Читать книгу World History For Dummies - Peter Haugen - Страница 12
Footpath to Expressway: Building on Humble Beginnings
ОглавлениеHuman beings used to be hunter-gatherers. There may be a slim chance that you’re still living that way, getting all your food from the natural world around you. I doubt it, though. Instead, you’re a student, an office worker, or perhaps a truck driver. Maybe you write code, or you’re an IT specialist. You perform any of thousands of occupations unimagined by early humankind. You use tools like cellphones and GPS navigation — things hardly dreamed of even when I was born in the middle of the 20th century, let alone at the dawn of civilization. Yet here I am, clacking away on a computer keyboard, checking my meager investments online, and listening to my streaming playlist just like a modern human being.
In a way, here too are the people of 30,000 years ago, my ancestors and yours. They may have thought a lot about berries, seeds, insects and grubs, shellfish, and calorie-rich bone marrow from fresh or scavenged kills. But they were endowed with the same basic biological equipment we have today. They were big-brained, tool-using bipeds with opposable thumbs, and after tens of thousands of years living hand to mouth from what they could find or kill, some of them spread across the world.
Either pushed by circumstance (climate change, for example) or inspired by new opportunities, they traveled from the lush forests, savannahs, and seacoasts of Africa to face the harsh challenges of virtually every environment on Earth, including mountains, deserts, frozen steppes, and remote islands.

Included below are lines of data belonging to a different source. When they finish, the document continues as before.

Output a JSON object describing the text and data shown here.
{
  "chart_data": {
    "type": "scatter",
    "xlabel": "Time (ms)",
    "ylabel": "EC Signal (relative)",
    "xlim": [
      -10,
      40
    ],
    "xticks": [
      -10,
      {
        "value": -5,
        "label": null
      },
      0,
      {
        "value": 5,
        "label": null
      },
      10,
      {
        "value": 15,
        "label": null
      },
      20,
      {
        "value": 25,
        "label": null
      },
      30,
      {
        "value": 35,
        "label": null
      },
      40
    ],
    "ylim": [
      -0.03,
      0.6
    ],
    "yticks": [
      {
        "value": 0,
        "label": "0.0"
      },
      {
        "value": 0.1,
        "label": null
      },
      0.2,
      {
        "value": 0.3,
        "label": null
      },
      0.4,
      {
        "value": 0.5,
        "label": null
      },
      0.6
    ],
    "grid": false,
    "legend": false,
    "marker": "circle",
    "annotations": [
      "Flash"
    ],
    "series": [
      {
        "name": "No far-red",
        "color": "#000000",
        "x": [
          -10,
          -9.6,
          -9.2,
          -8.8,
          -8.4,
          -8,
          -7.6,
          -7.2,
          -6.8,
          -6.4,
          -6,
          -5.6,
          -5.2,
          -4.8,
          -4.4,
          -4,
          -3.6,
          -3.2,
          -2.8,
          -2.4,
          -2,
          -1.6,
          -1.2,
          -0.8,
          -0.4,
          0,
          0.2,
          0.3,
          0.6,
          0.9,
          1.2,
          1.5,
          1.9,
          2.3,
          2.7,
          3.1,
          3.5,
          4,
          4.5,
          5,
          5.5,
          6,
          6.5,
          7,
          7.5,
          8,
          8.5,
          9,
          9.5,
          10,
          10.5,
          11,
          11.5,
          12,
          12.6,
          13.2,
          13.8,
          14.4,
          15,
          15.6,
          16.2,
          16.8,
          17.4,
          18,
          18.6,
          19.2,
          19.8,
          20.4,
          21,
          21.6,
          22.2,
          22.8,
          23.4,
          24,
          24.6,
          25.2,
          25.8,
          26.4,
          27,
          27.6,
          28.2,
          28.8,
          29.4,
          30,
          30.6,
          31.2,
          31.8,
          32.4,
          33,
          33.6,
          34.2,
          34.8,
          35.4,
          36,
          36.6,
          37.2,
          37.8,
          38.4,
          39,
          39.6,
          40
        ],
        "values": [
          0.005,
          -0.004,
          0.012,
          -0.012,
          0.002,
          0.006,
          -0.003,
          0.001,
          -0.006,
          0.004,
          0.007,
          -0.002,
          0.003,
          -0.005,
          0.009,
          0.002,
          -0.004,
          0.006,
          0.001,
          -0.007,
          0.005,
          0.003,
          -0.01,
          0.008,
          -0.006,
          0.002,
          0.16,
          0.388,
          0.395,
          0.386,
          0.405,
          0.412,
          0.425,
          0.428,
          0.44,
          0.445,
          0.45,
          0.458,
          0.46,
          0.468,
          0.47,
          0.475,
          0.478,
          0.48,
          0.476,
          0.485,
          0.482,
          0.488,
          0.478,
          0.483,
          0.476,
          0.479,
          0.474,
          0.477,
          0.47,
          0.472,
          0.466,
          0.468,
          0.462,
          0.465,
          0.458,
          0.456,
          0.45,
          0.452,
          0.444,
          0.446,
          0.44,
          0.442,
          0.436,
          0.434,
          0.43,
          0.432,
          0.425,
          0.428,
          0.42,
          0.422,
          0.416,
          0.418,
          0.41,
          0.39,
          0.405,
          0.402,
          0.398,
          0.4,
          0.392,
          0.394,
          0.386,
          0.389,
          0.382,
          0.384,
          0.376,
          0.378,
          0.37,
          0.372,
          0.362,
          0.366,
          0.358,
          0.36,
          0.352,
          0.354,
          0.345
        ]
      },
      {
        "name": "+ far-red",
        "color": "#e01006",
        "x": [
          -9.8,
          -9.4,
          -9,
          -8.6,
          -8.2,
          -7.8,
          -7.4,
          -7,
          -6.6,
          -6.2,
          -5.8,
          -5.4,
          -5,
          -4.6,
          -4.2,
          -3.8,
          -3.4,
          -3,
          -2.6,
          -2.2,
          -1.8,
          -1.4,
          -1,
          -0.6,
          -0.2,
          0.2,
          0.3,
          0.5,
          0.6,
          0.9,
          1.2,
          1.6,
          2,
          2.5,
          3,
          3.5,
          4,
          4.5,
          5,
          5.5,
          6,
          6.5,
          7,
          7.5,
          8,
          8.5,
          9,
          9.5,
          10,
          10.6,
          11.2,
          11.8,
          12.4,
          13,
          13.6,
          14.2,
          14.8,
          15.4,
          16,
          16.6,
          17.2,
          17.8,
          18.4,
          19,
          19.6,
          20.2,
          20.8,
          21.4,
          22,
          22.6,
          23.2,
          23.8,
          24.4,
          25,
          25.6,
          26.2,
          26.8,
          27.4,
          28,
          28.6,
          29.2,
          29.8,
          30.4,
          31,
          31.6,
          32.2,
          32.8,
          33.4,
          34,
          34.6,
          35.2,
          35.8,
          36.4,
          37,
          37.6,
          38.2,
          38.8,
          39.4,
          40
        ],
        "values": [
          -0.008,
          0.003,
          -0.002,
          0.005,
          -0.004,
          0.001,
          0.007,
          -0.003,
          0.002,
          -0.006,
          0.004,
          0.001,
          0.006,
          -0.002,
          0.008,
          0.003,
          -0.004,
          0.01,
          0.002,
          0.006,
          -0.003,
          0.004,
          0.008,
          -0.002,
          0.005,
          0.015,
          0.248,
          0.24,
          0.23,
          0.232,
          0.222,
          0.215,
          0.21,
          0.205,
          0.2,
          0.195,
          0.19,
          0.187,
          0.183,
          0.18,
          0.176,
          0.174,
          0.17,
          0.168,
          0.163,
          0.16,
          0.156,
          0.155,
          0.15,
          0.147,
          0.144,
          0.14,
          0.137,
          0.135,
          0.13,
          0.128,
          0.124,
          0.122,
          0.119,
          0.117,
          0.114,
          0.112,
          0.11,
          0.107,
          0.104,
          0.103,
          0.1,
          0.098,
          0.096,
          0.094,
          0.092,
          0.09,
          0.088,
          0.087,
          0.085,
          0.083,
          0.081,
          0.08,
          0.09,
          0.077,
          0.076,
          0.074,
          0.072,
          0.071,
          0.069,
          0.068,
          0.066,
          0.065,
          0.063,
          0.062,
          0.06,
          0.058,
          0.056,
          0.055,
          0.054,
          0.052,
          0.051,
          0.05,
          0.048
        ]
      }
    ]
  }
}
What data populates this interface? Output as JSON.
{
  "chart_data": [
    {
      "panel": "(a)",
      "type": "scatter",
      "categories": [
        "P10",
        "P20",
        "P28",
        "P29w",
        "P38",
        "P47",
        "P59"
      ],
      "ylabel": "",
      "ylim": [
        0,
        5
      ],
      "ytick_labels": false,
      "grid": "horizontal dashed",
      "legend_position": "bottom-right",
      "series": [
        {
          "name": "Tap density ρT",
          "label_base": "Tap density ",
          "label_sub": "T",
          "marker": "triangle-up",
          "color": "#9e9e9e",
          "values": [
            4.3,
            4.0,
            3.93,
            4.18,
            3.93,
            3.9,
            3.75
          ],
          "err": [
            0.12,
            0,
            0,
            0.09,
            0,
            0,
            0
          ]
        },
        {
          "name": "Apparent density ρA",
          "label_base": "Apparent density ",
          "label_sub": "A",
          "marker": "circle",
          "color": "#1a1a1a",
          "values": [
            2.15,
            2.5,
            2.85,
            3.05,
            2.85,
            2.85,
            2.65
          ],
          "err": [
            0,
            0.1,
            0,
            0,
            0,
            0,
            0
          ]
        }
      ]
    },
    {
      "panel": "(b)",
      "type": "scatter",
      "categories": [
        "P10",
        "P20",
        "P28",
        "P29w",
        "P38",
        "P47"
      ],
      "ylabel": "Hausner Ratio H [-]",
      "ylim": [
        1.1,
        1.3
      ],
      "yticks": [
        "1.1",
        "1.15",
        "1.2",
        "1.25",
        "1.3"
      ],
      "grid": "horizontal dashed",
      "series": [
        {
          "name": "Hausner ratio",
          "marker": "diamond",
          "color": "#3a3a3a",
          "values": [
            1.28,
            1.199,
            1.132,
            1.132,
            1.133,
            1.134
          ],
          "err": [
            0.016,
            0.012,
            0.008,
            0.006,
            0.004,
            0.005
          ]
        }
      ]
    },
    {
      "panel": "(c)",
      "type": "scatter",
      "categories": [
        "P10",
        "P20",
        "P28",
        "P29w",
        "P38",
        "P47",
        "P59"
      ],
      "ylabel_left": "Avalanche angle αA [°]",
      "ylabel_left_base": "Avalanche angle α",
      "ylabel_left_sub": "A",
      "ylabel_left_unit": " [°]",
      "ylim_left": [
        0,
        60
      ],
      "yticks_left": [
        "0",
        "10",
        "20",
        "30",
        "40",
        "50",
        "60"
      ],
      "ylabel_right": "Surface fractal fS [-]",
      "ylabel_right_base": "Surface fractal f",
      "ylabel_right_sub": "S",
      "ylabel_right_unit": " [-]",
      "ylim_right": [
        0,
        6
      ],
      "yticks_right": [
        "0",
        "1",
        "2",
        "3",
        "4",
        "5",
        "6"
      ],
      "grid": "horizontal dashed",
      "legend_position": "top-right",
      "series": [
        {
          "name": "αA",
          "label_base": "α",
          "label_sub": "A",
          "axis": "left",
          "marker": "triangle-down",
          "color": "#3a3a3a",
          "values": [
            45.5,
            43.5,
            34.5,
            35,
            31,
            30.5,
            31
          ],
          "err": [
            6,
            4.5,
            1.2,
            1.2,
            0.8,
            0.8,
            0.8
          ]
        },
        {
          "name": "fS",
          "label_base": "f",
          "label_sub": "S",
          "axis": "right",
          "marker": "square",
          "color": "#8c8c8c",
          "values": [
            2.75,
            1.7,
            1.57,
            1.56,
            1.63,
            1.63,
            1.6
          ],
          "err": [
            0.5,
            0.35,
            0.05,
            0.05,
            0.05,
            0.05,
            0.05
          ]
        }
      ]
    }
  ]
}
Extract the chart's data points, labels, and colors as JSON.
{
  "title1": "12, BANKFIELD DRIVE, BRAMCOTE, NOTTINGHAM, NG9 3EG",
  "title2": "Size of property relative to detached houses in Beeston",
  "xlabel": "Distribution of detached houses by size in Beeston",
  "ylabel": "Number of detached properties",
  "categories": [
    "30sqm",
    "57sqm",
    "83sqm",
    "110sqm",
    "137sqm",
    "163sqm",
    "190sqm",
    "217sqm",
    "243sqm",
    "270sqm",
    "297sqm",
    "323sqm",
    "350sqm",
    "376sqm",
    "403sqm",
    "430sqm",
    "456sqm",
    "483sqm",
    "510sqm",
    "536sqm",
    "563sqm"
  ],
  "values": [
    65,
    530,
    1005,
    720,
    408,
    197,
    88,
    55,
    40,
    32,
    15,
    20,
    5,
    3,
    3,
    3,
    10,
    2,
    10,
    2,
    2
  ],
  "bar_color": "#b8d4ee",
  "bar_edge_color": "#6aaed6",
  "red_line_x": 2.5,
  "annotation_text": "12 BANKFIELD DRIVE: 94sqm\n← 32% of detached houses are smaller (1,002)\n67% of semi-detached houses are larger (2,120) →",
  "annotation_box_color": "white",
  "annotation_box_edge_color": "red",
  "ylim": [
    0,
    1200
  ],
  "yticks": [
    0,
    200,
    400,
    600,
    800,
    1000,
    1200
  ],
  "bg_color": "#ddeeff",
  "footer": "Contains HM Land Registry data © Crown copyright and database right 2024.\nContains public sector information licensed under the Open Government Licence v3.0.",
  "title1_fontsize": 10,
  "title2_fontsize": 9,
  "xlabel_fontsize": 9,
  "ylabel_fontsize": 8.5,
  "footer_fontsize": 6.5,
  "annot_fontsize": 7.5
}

Eventually, they traded in stone spearheads and scrapers for tools and weapons made of copper, then of bronze, and then of iron … and ultimately built things like microcircuits and Mars rovers. Those people traveled and adapted and innovated all the way to today. They are you and me. In a weird way, then is now.
Around 12,000 years ago, not very long after the last Ice Age ended, some people whose technology consisted largely of sticks and rocks settled down. They were discovering that if they put seeds in the ground, plants would come up, and that this process worked best if they stuck around to tend the plants. This realization eventually led to farming.
Scholars point to an area they call the Fertile Crescent (see Figure 1-1), as a hotbed of early farming. Shaped like a mangled croissant, the Fertile Crescent stretched from what is now western Iran and the Persian Gulf through the river valleys of today’s Iraq and into western Turkey. Then it hooked south along the Mediterranean coast and the Jordan River through Syria, Lebanon, Jordan, Israel, Palestine, and into northern Africa and the Nile Valley of Egypt. The crescent is where archaeologists have found some of the oldest cities in the world.
The chain reaction that starts civilizations goes something like this: Agriculture leads people to stay put in exchange for more food, and ample food enables population growth. When a group’s population reaches a certain size, there’s little chance of going back to a hunter-gatherer lifestyle, because there wouldn’t be enough food for so many people. Ample food also gives the growing population commodities to trade. Trade leads to more trade, which leads to more goods and wealth. Not everybody works in the fields. Some folks can specialize in hauling goods; others can construct buildings or perhaps concentrate on making weapons, used either to protect their own wealth or to take wealth away from others. Artisans create jewelry and turn mundane objects (arrowheads, pots, baskets) into aesthetic statements. Society gets multilayered. Buildings rise. Villages become towns. Cities rise. Trade necessitates keeping track of quantities and values, which necessitates a way to record information. Number systems get invented. Writing follows. Prehistory becomes history.
Nafsadh / Wikimedia Commons / CC BY SA 4.0
FIGURE 1-1: The Fertile Crescent extended from the Persian Gulf through Iraq and into Turkey, Syria, Lebanon, Jordan, Israel, Palestine, and into the Nile Valley of Egypt.
Next thing you know, an English-speaking woman in Florida, whose various ancestors spoke Spanish, Irish Celtic, and Japanese, is sitting in her South Korean car, stuck in traffic on the expressway, a style of limited-access road invented in Germany. She’s sipping a cup of coffee harvested in El Salvador, brewed in the Italian style in a machine manufactured in China to Swiss specifications. On her car’s satellite radio, a voice beamed from London is introducing news stories about outbreaks of disease, raging wildfires, floods, and a new tropical storm. The reports come from Greece, Canada, China, and Haiti. She reaches over and switches to a station that features a style of music invented in Jamaica by English-speaking people of African descent.